É uma grande lição — e razão para cauteloso otimismo — que, em tempos de valorização da antipolítica, a boa e velha política e o refinado traquejo diplomático tenham logrado essa vitória parcial — mais ainda porque foi um triunfo em duas frentes: contra a antipolítica covarde dos Bolsonaro, que desabou em seus esforços contra o Brasil, e contra a antipolítica caótica e ruidosa do trumpismo, que cedeu lugar ao pragmatismo comercial.
É claro que ideologia e política são inseparáveis, mas a engenharia democrática tem como objetivo exatamente evitar os efeitos destrutivos dos excessos ideológicos — mais que isso, constitui-se em um espaço onde a energia dos embates ideológicos pode ser canalizada para a construção, e não para a destruição. Por isso, sua ênfase reside nos meios, nas instituições, formais e informais, no respeito aos ritos e na manutenção das aparências para assegurar a previsibilidade necessária ao espaço público e ao diálogo. O problema portanto não está na ideologia, mas no fato de que ela tenha, em larga medida, assumido o protagonismo na esfera pública, adquirindo precedência sobre a negociação política amparada pelas instituições da democracia.

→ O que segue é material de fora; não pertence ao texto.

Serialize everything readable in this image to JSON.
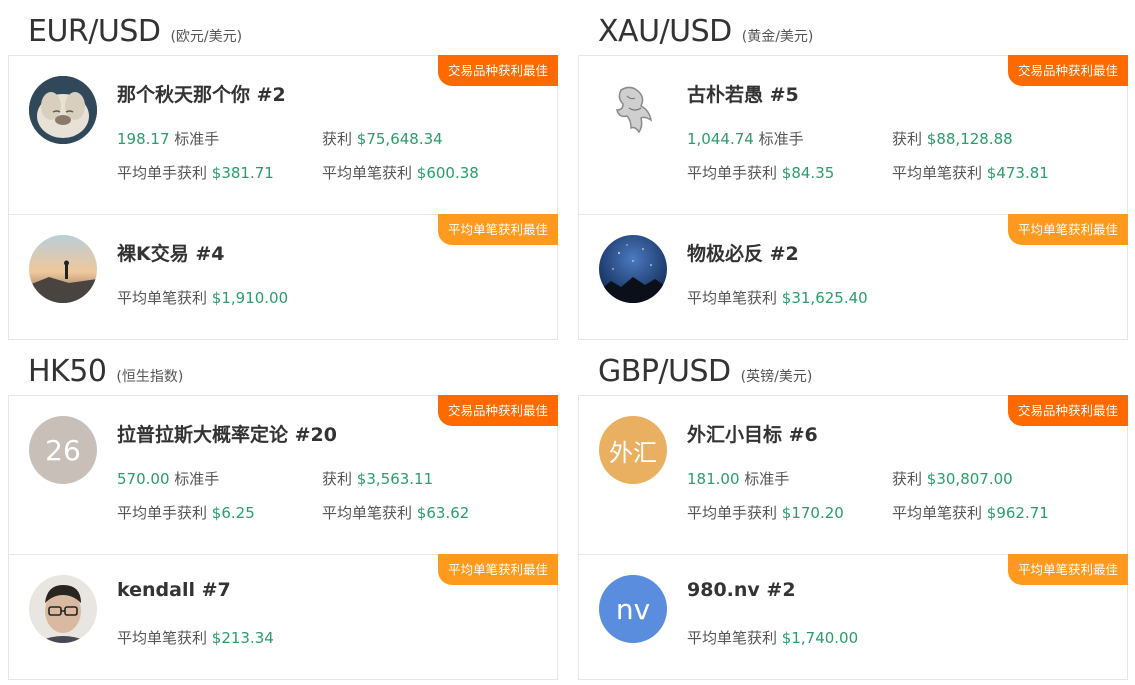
{
  "sections": [
    {
      "name": "EUR/USD",
      "sub": "(欧元/美元)",
      "top": {
        "badge": "交易品种获利最佳",
        "name": "那个秋天那个你 #2",
        "lots_val": "198.17",
        "lots_unit": "标准手",
        "profit_label": "获利",
        "profit_val": "$75,648.34",
        "avg_lot_label": "平均单手获利",
        "avg_lot_val": "$381.71",
        "avg_trade_label": "平均单笔获利",
        "avg_trade_val": "$600.38"
      },
      "bottom": {
        "badge": "平均单笔获利最佳",
        "name": "裸K交易 #4",
        "avg_trade_label": "平均单笔获利",
        "avg_trade_val": "$1,910.00"
      }
    },
    {
      "name": "XAU/USD",
      "sub": "(黄金/美元)",
      "top": {
        "badge": "交易品种获利最佳",
        "name": "古朴若愚 #5",
        "lots_val": "1,044.74",
        "lots_unit": "标准手",
        "profit_label": "获利",
        "profit_val": "$88,128.88",
        "avg_lot_label": "平均单手获利",
        "avg_lot_val": "$84.35",
        "avg_trade_label": "平均单笔获利",
        "avg_trade_val": "$473.81"
      },
      "bottom": {
        "badge": "平均单笔获利最佳",
        "name": "物极必反 #2",
        "avg_trade_label": "平均单笔获利",
        "avg_trade_val": "$31,625.40"
      }
    },
    {
      "name": "HK50",
      "sub": "(恒生指数)",
      "top": {
        "badge": "交易品种获利最佳",
        "name": "拉普拉斯大概率定论 #20",
        "avatar_text": "26",
        "lots_val": "570.00",
        "lots_unit": "标准手",
        "profit_label": "获利",
        "profit_val": "$3,563.11",
        "avg_lot_label": "平均单手获利",
        "avg_lot_val": "$6.25",
        "avg_trade_label": "平均单笔获利",
        "avg_trade_val": "$63.62"
      },
      "bottom": {
        "badge": "平均单笔获利最佳",
        "name": "kendall #7",
        "avg_trade_label": "平均单笔获利",
        "avg_trade_val": "$213.34"
      }
    },
    {
      "name": "GBP/USD",
      "sub": "(英镑/美元)",
      "top": {
        "badge": "交易品种获利最佳",
        "name": "外汇小目标 #6",
        "avatar_text": "外汇",
        "lots_val": "181.00",
        "lots_unit": "标准手",
        "profit_label": "获利",
        "profit_val": "$30,807.00",
        "avg_lot_label": "平均单手获利",
        "avg_lot_val": "$170.20",
        "avg_trade_label": "平均单笔获利",
        "avg_trade_val": "$962.71"
      },
      "bottom": {
        "badge": "平均单笔获利最佳",
        "name": "980.nv #2",
        "avatar_text": "nv",
        "avg_trade_label": "平均单笔获利",
        "avg_trade_val": "$1,740.00"
      }
    }
  ],
  "colors": {
    "accent_green": "#2a9d6a",
    "badge_orange": "#ff6a00",
    "badge_amber": "#ff9a1f",
    "avatar_26": "#c9bfb9",
    "avatar_waihui": "#e8b060",
    "avatar_nv": "#5b8ddf"
  }
}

No judiciário, Sérgio Moro, Deltan Dallagnol e outros encarnaram a face da antipolítica travestida em rigor justiceiro. Desrespeitando o devido processo legal de todas as maneiras possíveis, deram a um país cansado do espetáculo da corrupção, um arremedo de vingança contra a classe política que quase feriu de morte a democracia brasileira. Em sua esteira, veio a antipolítica miliciana da família Bolsonaro, que dispensou toda preocupação com as aparências e converteu o necessário teatro da política em circo populista.
Após a abertura do diálogo com os EUA, os resultados das pesquisas de opinião mais recentes mostram melhoria na avaliação do governo e do presidente, inclusive entre os mais ricos, majoritária reprovação ao comportamento de Eduardo Bolsonaro e também rejeição a qualquer ideia de anistia. O país talvez esteja cansado da antipolítica personificada pelo clã e desejoso de maior normalidade democrática.
Também a despeito do discurso ruidoso das lideranças da extrema-direita, são visíveis os sinais do desejo, na própria direita, de livrar-se do peso e do autocentramento de Jair e viabilizar um candidato minimamente previsível e em quem se possa confiar.
Talvez essa sequência de eventos não signifique mais que uma trégua. Mas, em um tempo em que a política vinha sendo tratada como sinônimo de corrupção, ineficiência ou engano, vê-la cumprir seu papel — com método, cálculo e resultados — já é, por si só, uma vitória. A política riu por último, ainda que discretamente, e o riso, desta vez, soa como o de quem sabe que só o trabalho paciente das instituições pode sustentar um país que queira permanecer de pé.